Matta Kitabı'nın 15. bölümü, İsa'nın din bilginleri ve Ferisilerle olan tartışmaları, mucizeleri ve öğretilerini içerir. Bu bölümdeki başlıca olaylar ve öğretiler şunlardır:
-
İsa'nın Geleneklere Karşı Öğretisi (Matta 15:1-20):
- Yeruşalim'den gelen Ferisiler ve din bilginleri, İsa'ya öğrencilerinin neden ataların geleneklerine uymadığını, örneğin ellerini yıkamadan yemek yediklerini sorar.
- İsa, onlara karşılık olarak, neden Tanrı'nın buyruklarını atalarının gelenekleri uğruna çiğnediklerini sorar. Örneğin, "Annene ve babana saygı göstereceksin" buyruğuna rağmen, insanların, "Tanrı'ya adadım" diyerek anne ve babalarına yardım etmekten kaçındıklarını belirtir.
- İsa, onların ikiyüzlü olduklarını, Yeşaya'nın, "Bu halk dudaklarıyla beni sayar, ama yürekleri benden uzaktır" sözleriyle onları tanımladığını söyler.
- İsa, kalabalığa neyin insanı kirlettiğini açıklar. Ağza giren şeyin değil, ağızdan çıkan şeyin insanı kirlettiğini belirtir.
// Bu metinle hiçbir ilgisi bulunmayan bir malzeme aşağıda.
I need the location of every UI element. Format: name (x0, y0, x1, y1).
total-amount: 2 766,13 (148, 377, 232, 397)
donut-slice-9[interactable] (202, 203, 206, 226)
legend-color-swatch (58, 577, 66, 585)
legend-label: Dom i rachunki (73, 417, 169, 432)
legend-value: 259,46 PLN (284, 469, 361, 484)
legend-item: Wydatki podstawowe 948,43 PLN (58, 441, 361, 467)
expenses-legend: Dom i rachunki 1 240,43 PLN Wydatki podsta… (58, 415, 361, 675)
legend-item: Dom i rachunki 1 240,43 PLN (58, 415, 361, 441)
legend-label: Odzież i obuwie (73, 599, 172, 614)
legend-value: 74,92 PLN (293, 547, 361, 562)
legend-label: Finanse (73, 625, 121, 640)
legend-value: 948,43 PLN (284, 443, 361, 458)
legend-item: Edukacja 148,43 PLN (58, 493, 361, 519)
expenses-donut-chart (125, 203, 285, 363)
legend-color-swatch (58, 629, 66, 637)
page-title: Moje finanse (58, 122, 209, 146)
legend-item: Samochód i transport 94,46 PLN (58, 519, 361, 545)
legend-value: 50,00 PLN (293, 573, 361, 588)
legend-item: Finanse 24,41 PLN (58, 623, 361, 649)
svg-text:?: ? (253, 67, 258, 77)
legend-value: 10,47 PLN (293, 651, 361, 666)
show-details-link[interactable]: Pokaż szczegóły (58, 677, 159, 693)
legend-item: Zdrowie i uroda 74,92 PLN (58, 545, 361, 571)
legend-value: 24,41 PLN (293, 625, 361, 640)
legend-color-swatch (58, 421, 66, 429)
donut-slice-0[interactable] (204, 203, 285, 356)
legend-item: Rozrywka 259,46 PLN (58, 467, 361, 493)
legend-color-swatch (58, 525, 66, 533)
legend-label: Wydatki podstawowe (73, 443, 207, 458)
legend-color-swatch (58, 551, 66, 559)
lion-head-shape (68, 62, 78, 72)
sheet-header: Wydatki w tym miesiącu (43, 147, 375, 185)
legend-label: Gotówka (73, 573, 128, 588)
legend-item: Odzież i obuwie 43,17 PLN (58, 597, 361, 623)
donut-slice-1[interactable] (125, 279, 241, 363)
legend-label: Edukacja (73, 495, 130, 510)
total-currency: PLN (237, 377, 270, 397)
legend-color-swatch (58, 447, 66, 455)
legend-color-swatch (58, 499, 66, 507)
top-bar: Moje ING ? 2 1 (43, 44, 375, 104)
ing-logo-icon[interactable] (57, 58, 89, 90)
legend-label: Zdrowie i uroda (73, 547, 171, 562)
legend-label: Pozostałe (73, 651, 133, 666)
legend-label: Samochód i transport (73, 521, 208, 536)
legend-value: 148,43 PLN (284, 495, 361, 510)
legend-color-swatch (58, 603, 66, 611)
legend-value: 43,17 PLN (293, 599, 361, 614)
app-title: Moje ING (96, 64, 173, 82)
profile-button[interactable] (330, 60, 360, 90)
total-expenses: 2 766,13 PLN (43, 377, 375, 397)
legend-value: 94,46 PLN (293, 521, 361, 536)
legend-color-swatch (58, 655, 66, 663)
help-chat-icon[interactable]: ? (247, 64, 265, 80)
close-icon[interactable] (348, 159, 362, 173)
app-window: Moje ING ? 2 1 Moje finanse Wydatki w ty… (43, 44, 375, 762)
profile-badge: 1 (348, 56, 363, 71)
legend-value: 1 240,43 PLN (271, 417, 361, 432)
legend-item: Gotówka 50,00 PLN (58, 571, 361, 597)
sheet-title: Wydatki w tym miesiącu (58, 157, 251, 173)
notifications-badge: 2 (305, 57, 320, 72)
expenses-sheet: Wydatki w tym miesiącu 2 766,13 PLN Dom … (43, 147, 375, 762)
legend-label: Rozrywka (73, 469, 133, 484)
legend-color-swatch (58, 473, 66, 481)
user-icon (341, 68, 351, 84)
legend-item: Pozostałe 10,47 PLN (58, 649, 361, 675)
Çünkü ağızdan çıkanlar yürekten gelir ve insanı kirleten de budur.
- Petrus, İsa'ya bu benzetmeyi açıklar. İsa, yiyeceklerin mideye gittiğini ve dışarı atıldığını, ama ağızdan çıkanların yürekten geldiğini ve kötü düşünceler, cinayetler, zinakarlıklar, hırsızlıklar, yalan tanıklık ve iftiralar olduğunu açıklar.
-
Kenanlı Kadının İmanı (Matta 15:21-28):
- İsa, Sur ve Sayda bölgesine çekilir. Bir Kenanlı kadın İsa'ya gelip, "Rab, ey Davut Oğlu, halime acı! Kızım cinler tarafından çok kötü bir şekilde rahatsız ediliyor" der.
- İsa, kadına cevap vermez. Öğrenciler, kadının gitmesini ister. İsa, "Ben yalnızca İsrail halkının kaybolmuş koyunlarına gönderildim" der.
- Kadın, "Rab, bana yardım et" diyerek İsa'nın önünde eğilir. İsa, "Çocukların ekmeğini alıp köpeklere atmak doğru değildir" der. Kadın, "Evet, Rab, ama köpekler de efendilerinin sofrasından düşen kırıntıları yer" diye karşılık verir.
- İsa, kadının imanını över ve kızının o anda iyileştiğini söyler.
-
İsa'nın Şifa Vermesi ve Dört Bin Kişiyi Doyurması (Matta 15:29-39):
- İsa, Celile Gölü kıyısına gider ve orada bir dağa çıkar. Büyük kalabalıklar yanına gelir, yanlarında topallar, körler, kötürümler, dilsizler ve daha birçok hasta getirirler. İsa, onları iyileştirir ve halk hayret içinde Tanrı'yı över.
- İsa, kalabalığa acır, çünkü üç gündür yanındadırlar ve yiyecekleri yoktur. Onları aç olarak göndermek istemez, çünkü yolda bayılabilirler.
- Öğrenciler, çölde bu kadar çok insanı doyuracak kadar yiyecek bulmanın imkansız olduğunu söyler. İsa, ellerinde ne olduğunu sorar. Öğrenciler, yedi ekmek ve birkaç küçük balıkları olduğunu söyler.
- İsa, kalabalığı yere oturtur, ekmekleri ve balıkları alır, şükreder, böler ve öğrencilerine verir. Öğrenciler de kalabalığa dağıtır. Herkes doyar ve arta kalan yedi sepet dolusu parça toplanır. Yiyenlerin sayısı kadınlar ve çocuklar hariç dört bin erkekti.
- İsa, kalabalığı gönderir, tekneye biner ve Magadan bölgesine gider.